Federal File: Believing again; Clinton chair
Deputy Secretary of Education Madeleine M. Kunin gave the cause of community service a boost last week by speaking at a reception launching Who Cares, a new community-service magazine.
"This generation is different from other generations,'' Ms. Kunin told a room packed with "twentysomething'' activists.
"There's a feeling we should believe again, and that there are so many ways to change the world,'' she said.
Ms. Kunin's presence at the magazine's launching was another sign of the Clinton Administration's interest in sparking enthusiasm among young people to serve their communities.

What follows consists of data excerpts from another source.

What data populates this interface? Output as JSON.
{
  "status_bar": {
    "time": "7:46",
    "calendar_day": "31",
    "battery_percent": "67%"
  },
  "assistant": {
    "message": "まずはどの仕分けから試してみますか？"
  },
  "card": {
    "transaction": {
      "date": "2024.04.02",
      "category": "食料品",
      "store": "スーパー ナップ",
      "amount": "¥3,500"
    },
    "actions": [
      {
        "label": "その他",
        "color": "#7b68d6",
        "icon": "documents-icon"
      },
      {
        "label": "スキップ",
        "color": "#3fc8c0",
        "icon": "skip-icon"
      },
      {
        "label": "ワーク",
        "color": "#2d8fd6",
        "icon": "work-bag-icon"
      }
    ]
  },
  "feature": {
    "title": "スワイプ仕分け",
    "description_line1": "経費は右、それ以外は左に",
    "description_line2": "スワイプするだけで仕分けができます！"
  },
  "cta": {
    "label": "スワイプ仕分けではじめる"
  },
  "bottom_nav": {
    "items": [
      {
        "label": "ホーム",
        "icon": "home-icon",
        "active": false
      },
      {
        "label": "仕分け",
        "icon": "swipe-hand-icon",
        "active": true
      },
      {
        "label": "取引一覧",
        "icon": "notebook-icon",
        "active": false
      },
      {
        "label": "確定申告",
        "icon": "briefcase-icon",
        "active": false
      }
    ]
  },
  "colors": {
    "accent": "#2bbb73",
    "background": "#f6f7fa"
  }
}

President Clinton last month signed into law the National and Community Service Act, which will enable young people to participate in service projects in exchange for a post-service education or training benefit of $4,725 per year of service.
"What's so exciting about national and community service is that we have a structure for altruism,'' Ms. Kunin observed.
The magazine's three editors, graduates of Harvard University and experienced community-service workers, have amassed foundation and corporate support for their glossy, color magazine, which will appear on newsstands this month.
The first issue contains many complimentary references to President Clinton. Also included is a commentary entitled "What the Government Program Can't Fix,'' by Eli J. Segal, the director of the White House Office of National Service.
Usually Presidents wait until after leaving the White House to lend their name to academic pursuits. But not so Bill Clinton.
Nine months into his Presidency, the Arkansas native has approved the creation of an endowed professorship in his name at Arkansas College, a small Presbyterian institution in Batesville.
The William Jefferson Clinton Professorship in International Politics has been funded with a gift of $500,000 from an anonymous donor.
A search for the "teacher-scholar of national repute'' to fill the position is under way.
Mr. Clinton spoke at the college on a number of occasions while serving as Governor of Arkansas, including at the inauguration of its current president, John V. Griffith.
Hillary Rodham Clinton received an honorary doctorate from Arkansas College in 1988, and served as the institution's legal counsel several times.--J.P. & M.P.